Sepulang dari acara, aku langsung berlari
menuju rumah sakit. Dan langkah kakiku terhenti ketika melihat ranjang
Chiara telah bersih. Aku bertanya pada suster yang berada disana dan
mereka mengatakan kalau Chiara sudah pulang beberapa menit yang lalu.
Ini hebat. Aku mendapatkan beasiswa dan Chiara akhirnya diizinkan
pulang. Aku harus merayakannya.
Rumah Chiara begitu ramai ketika
aku tiba. Belasan mobil terparkir memenuhi pelataran hingga ke jalan
disekitarnya. Beberapa orang dengan pakaian hitam berlalu lalang.
Bendera kuning melambai tepat didepan rumah berlantai dua itu. Aku
terpaku. Ada apa ini sebenarnya?
Ku terobos kerumunan pengunjung
yang menyemut di halaman, ku langkahkan kakiku menuju ruang tamu tanpa
permisi. Dan disana, di bagian tengah ruangan itu, kulihat Tante Ida
tengah menangis di depan tubuh seseorang yang tengah tertidur lelap
dalam balutan kain batik. Di belakangnya, Oom Anwar menenangkan.
Sesekali memeluk istrinya penuh kasih.
Aku melangkah mendekat. Piagam dan
trophy
masih berada di tanganku. Dengan tangan gemetar, ku singkap kain
penutup wajah orang yang tengah tertidur itu. Dan seketika itu, aku
terkesiap. Ia Chiara.
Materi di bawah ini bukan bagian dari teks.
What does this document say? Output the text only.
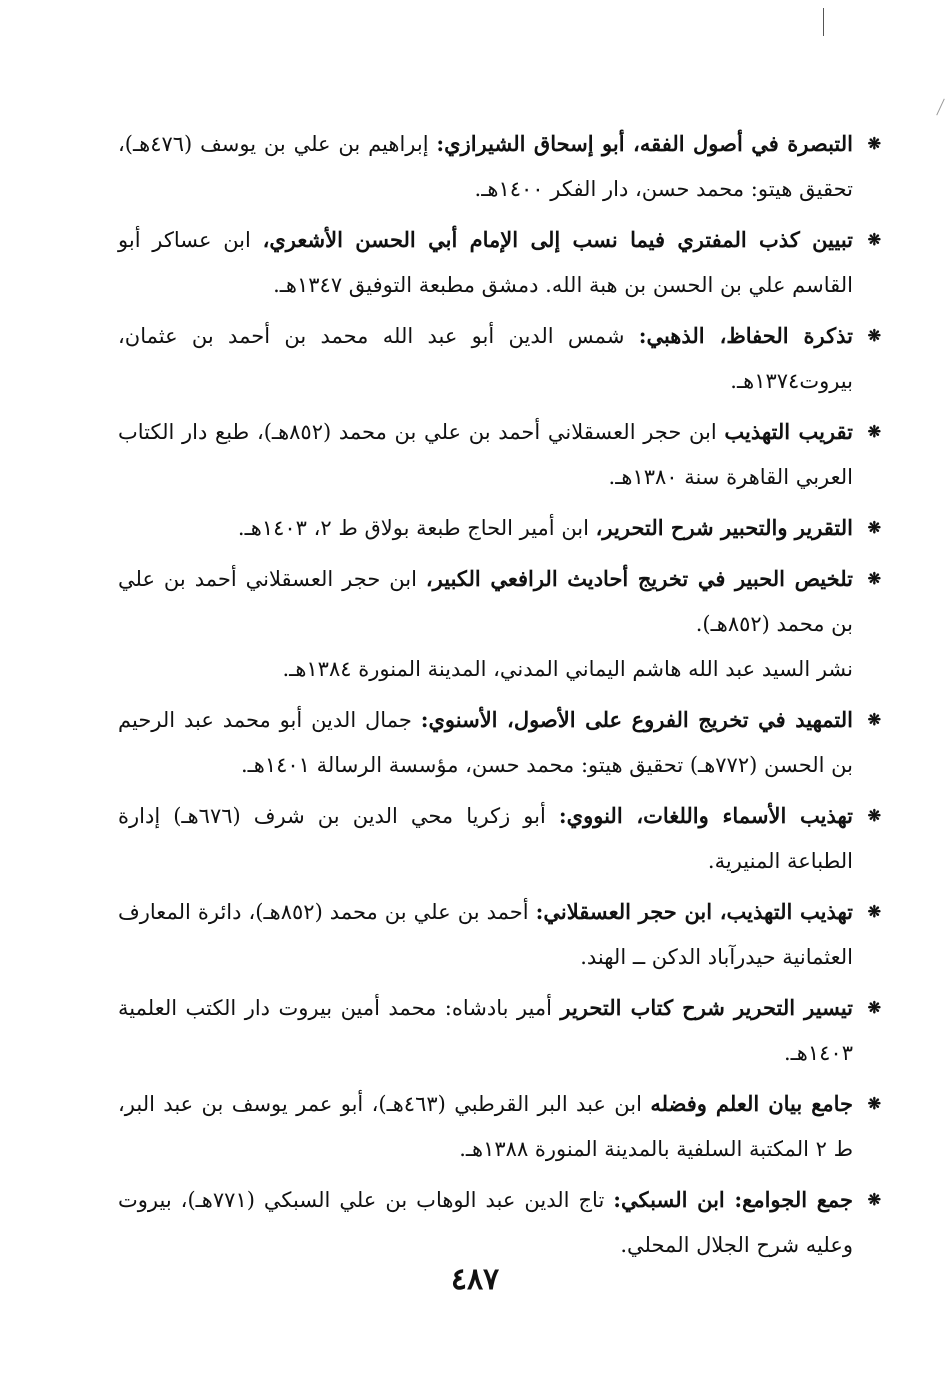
❋
التبصرة في أصول الفقه، أبو إسحاق الشيرازي: إبراهيم بن علي بن يوسف (٤٧٦هـ)، تحقيق هيتو: محمد حسن، دار الفكر ١٤٠٠هـ.
❋
تبيين كذب المفتري فيما نسب إلى الإمام أبي الحسن الأشعري، ابن عساكر أبو القاسم علي بن الحسن بن هبة الله. دمشق مطبعة التوفيق ١٣٤٧هـ.
❋
تذكرة الحفاظ، الذهبي: شمس الدين أبو عبد الله محمد بن أحمد بن عثمان، بيروت١٣٧٤هـ.
❋
تقريب التهذيب ابن حجر العسقلاني أحمد بن علي بن محمد (٨٥٢هـ)، طبع دار الكتاب العربي القاهرة سنة ١٣٨٠هـ.
❋
التقرير والتحبير شرح التحرير، ابن أمير الحاج طبعة بولاق ط ٢، ١٤٠٣هـ.
❋
تلخيص الحبير في تخريج أحاديث الرافعي الكبير، ابن حجر العسقلاني أحمد بن علي بن محمد (٨٥٢هـ).
نشر السيد عبد الله هاشم اليماني المدني، المدينة المنورة ١٣٨٤هـ.
❋
التمهيد في تخريج الفروع على الأصول، الأسنوي: جمال الدين أبو محمد عبد الرحيم بن الحسن (٧٧٢هـ) تحقيق هيتو: محمد حسن، مؤسسة الرسالة ١٤٠١هـ.
❋
تهذيب الأسماء واللغات، النووي: أبو زكريا محي الدين بن شرف (٦٧٦هـ) إدارة الطباعة المنيرية.
❋
تهذيب التهذيب، ابن حجر العسقلاني: أحمد بن علي بن محمد (٨٥٢هـ)، دائرة المعارف العثمانية حيدرآباد الدكن ــ الهند.
❋
تيسير التحرير شرح كتاب التحرير أمير بادشاه: محمد أمين بيروت دار الكتب العلمية ١٤٠٣هـ.
❋
جامع بيان العلم وفضله ابن عبد البر القرطبي (٤٦٣هـ)، أبو عمر يوسف بن عبد البر، ط ٢ المكتبة السلفية بالمدينة المنورة ١٣٨٨هـ.
❋
جمع الجوامع: ابن السبكي: تاج الدين عبد الوهاب بن علي السبكي (٧٧١هـ)، بيروت وعليه شرح الجلال المحلي.
٤٨٧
Orang yang tengah tertidur itu Chiara.
Wajah
gadis itu nampak tirus namun tenang dalam tidur panjangnya. Kulitnya
yang putih bersih, nampak lebih pucat sekarang. Satu hal yang tak
berubah. Senyum itu. Senyum yang selalu membangkitkan segala rasa
optimis dan keyakinan dalam diri siapa saja yang melihatnya. Senyum yang
selalu jadi pelengkap kecantikannya. Senyum itu, meski kali ini nampak
begitu kaku, namun tetap terlihat tegas dan manis. Senyum itu, aku akan
selalu merindukannya.
Bahkan hingga saat ini. Ketika aku telah
mengganti seragam putih abu-abuku dengan jas putih dan stetoskop yang
menggantung di leherku. Ketika aku sudah mampu mengobati orang lain
dengan kanker otak yang bersarang ditubuh mereka. Ketika aku duduk
disini, di depan pusaranya. Di depan pahatan indah bertuliskan nama
‘Chiara Hakim.’
Terima kasih, Chiara. Karena sudah mengizinkanku
melihat mata paling cerah yang tak pernah dimiliki siapapun. Karena
sudah mau memperlihatkan senyuman paling indah yang tak pernah dimiliki
siapapun. Karena sudah mau mengajarkanku untuk menjadi orang yang
optimis dalam menjalani hidup ini. Semua ini, untukmu Chiara.
Pengabdianku, untuk menghilangkan rasa penyesalanku karena tak berhasil
menyelamatkan hidupmu. Terima kasih Chiara, untuk pernah menjadi
sahabatku. Aku akan selalu merindukanmu.
Salam sahabatmu, Dr. Surya Kurniawan.